Puis un jour de pluie, alors qu’elle marchait dans les rues boueuses refoulant sa haine, l’image de son reflet dans une flaque d’eau fit bouillonner son sang, sa colère montant, au point de faire germer en elle une idée d’une malsanité cruelle. Elle leva les yeux sur le fruit de sa haine et pour la première fois sourit.
Alors elle partit et l’on ne revit plus la vieille femme.
Seulement, quelques mois plus tard, la jeune femme de beauté disparue également, et d’elle non plus on entendit plus parler, du moins pas comme on en parlait autrefois.

A quelques lieux de là, un grand manoir que l’on croyait abandonné abritait un nouvel hôte. Mais nul ne savait qui y vivait. Un an jour pour jour après la disparition de la belle, un chevalier qui se prenait pour noble décida d’aller visiter ces voisins étranges et distants du village.

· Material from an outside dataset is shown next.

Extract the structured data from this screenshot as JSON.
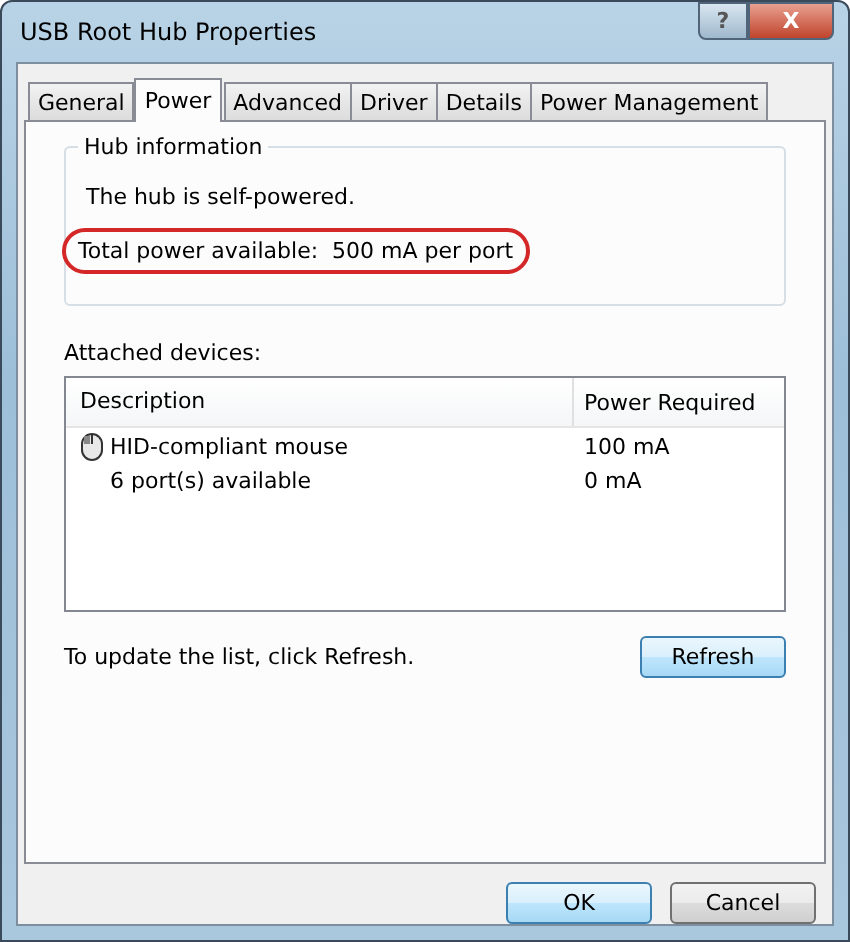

Il n’en revint pas. Alors se suivirent les valeureux voulant découvrir le mystère du manoir, mais aucun ne revint.  Cela dura cent ans et jamais n’en revenait personne. Alors le peuple pria Les Sept qu’ils leur envoient un être capable de découvrir ce qui était arrivé aux maris des veuves du village.
C’est ainsi qu’un jour arriva un être de lumière ; un être de vie ; un ange.
Celui-ci était arrivé discrètement au village, on ne nota pas même sa présence. Il avait écouté les rumeurs puis s’en était allé en direction du manoir.

Quand il y arriva, c’est une femme d’une beauté froide qu’il découvrit. Une femme qui semblait avoir des siècles et qui était pourtant si belle. Une femme dont la peau si pâle drainait le désir.
Mais l’ange vit plus que cela en elle. Il vit une femme qui souffrait depuis longtemps. Il vit une femme qui haïssait la vie. Une femme qui pour s’en venger collectionnait la mort.
Car depuis toutes ces années, la belle se dépérissait, victime d’une malédiction de mort qui sur elle n’agissait que trop lentement.
Un jour, alors qu’elle était encore saine, une vielle femme lui avait rendu visite. Alors qu’elle l’avait laissé entrer chez elle, celle-ci lui avait lancé une malédiction. Et alors que sa peau aurait dû pourrir sous ses yeux et que sa mort aurait dû en suivre, rien ne se passa. La sorcière mourut, lui offrant l’immortalité d’une lente décomposition.
Elle s’était recluse et avait alors nourrit une haine de la vie en prenant celles de ceux qui passait. Et aujourd’hui l’incarnation de la vie elle-même se tenait devant elle, et ce n’est pas de la haine qu’elle ressentit.
Elle l’invita donc à entrer, ne pouvant se résoudre à le tuer. Et alors que celui-ci avançait parmi les bibelots de mort, il sourit. Il lui sourit.
L’amour touche parfois d’étranges cibles pour d’étranges raisons, mais on ne peut l’ignorer. C’est donc ainsi que des jours et des mois durant, les deux âmes sœurs s’envoutèrent l’un l’autre.

Puis un jour que la passion les brûlait, ils payèrent l’erreur d’être tombés amoureux et se lièrent. La vie et la mort sont trop proches pour être ensemble et la lumière purifia l’ombre. C’est de la vie que la Dame Putride fut contaminée alors que la malédiction la quittait enfin. Ainsi, après toutes ces années, la vie lui offrit enfin la mort.
L’être de lumière ne pu se remettre de sa tristesse, constatant les dégâts de sa propre nature. Et dans l’immortalité, au manoir de la mort, il nourrit désormais sa haine de la vie.